>> “Bullet begins to drop as soon as it leaves the muzzle.” <<
.
Not if it is aimed upward on a ballistic trajectory.
What do you think the “elevation” settings on a sight or scope are for?
A projectile aimed upward continues upward for a considerable distance. Brush up on your trigonometry, and ballistics.
.
It does begin to drop as soon as it leaves the muzzle, when compared to the mathematical line that includes the axis of the barrel and which extends out from the muzzle to infinity.
If the muzzle is aimed at a point five degrees above the horizon, the bullet starts to fall below that line the instant it leaves the muzzle.
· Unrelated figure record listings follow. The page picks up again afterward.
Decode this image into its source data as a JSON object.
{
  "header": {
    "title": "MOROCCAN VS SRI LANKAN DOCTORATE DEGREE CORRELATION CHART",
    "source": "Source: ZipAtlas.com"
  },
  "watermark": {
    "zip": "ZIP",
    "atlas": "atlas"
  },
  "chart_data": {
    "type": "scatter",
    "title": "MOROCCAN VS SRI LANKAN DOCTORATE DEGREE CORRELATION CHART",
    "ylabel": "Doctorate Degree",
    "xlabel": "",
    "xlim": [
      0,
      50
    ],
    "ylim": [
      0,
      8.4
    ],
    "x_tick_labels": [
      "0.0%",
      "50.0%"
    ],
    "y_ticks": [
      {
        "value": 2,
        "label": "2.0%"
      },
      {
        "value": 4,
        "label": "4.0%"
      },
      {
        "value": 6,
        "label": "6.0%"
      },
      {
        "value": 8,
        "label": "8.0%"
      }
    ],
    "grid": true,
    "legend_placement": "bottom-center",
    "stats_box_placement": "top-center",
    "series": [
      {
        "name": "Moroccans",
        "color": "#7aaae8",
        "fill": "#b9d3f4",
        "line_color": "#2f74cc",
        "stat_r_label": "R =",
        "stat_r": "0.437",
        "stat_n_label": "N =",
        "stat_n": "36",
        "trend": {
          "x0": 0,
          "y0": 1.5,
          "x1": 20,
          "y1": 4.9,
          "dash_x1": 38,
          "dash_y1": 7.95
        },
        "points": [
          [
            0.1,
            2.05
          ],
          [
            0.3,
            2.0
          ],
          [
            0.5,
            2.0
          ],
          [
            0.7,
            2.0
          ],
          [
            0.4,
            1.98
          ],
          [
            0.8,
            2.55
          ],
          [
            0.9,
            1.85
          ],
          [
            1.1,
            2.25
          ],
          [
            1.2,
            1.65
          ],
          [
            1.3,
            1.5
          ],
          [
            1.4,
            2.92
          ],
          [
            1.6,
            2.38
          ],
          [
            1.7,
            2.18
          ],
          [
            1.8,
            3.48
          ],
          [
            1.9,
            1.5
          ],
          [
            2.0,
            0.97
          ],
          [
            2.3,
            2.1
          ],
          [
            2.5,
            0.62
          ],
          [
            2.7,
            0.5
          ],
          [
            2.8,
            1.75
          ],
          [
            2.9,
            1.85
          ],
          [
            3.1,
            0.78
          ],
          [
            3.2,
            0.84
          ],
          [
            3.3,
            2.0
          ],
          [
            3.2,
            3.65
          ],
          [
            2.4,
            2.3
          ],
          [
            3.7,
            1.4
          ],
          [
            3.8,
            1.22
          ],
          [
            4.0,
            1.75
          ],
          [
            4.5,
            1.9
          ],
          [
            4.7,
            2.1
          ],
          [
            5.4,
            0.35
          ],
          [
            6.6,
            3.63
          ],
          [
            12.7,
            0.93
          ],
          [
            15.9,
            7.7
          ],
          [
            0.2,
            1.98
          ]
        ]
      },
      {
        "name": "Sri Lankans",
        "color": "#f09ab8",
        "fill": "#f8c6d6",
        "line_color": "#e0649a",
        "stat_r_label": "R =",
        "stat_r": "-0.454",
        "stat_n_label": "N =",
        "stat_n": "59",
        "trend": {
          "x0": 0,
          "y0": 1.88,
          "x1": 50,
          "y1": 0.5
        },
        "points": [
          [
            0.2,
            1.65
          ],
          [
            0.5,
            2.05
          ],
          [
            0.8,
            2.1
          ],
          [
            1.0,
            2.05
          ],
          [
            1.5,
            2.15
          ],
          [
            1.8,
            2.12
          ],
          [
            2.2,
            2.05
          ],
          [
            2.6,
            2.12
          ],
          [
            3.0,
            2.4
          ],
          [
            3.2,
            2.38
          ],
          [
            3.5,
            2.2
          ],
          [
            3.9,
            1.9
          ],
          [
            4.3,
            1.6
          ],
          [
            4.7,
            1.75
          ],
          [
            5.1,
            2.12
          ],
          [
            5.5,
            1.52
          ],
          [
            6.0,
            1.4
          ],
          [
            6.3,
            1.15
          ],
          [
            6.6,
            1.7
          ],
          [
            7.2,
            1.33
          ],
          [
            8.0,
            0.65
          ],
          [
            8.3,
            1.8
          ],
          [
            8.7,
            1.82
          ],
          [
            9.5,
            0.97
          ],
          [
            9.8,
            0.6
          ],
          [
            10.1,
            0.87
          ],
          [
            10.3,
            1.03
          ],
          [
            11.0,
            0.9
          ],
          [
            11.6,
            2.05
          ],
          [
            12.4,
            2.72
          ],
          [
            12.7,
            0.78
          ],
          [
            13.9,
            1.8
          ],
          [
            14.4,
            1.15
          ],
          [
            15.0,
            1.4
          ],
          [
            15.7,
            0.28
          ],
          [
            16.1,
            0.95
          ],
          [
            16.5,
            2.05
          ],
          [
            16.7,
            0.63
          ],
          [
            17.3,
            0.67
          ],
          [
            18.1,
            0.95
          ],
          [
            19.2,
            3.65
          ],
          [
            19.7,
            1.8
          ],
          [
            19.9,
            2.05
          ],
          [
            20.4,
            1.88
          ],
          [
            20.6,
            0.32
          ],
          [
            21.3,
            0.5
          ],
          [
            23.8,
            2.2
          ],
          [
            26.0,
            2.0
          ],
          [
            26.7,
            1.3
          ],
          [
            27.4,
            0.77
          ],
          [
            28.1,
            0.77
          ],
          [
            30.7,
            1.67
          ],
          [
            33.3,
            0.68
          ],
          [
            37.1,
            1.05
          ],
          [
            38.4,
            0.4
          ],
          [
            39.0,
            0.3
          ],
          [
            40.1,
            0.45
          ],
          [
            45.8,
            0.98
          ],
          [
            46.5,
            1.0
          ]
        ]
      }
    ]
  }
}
The bullet is still climbing with respect to a horizontal, but it is falling with respect to the muzzle axis.
When he said he aimed at a point 75 yards above the target, that does not mean that the round ever got 75 yards above the target, not even close.
Sorry, had to drive home before I tackled the next step.
If we add in the angle.
horizontal terms
Sin(ang)=vert/fps. cos(ang)=dist/fps
So. Fps*Cos(ang)= dist (ft/sec)
Time= distance/dist = distance/(fps)*Cos(ang)
Vertical terms
Initial vertical velocity (fps) = fps*Sin(ang)
Less acceleration due to gravity = a = -9.8 m/s
Velocity = integral ( a dt) from t to to = at + Vi. = fps*Sin(ang) - 9.8 m/s * t
Then height is. Integral of above = Vi t - 9.8/2 * t^2. = fps*Sin(ang) - 9.8/2 * t
>> “Bullet begins to drop as soon as it leaves the muzzle.” <<
.
Not if it is aimed upward on a ballistic trajectory.
++++++++++++++++++++++++++++++++++++++++++++++++++++++++++++++++++++++++++++++++++++++++++++++++++++++++++++++++++++++++++++++++
The statement “...begins to drop as soon as it leaves the muzzle.” is correct. The drop manifests as a reduction in the vertical component of the projectile velocity over time.
If one dropped an object from near the surface of earth, it would accelerate at a nearly constant rate, in the downward direction (toward center of mass of the planet.) Similarly, the projectile in this example does the same thing, as described above. Effects of aerodynamics, and relativistic effects, and the location of the center of mass of the universe, and possibly others, have been dismissed from this discussion.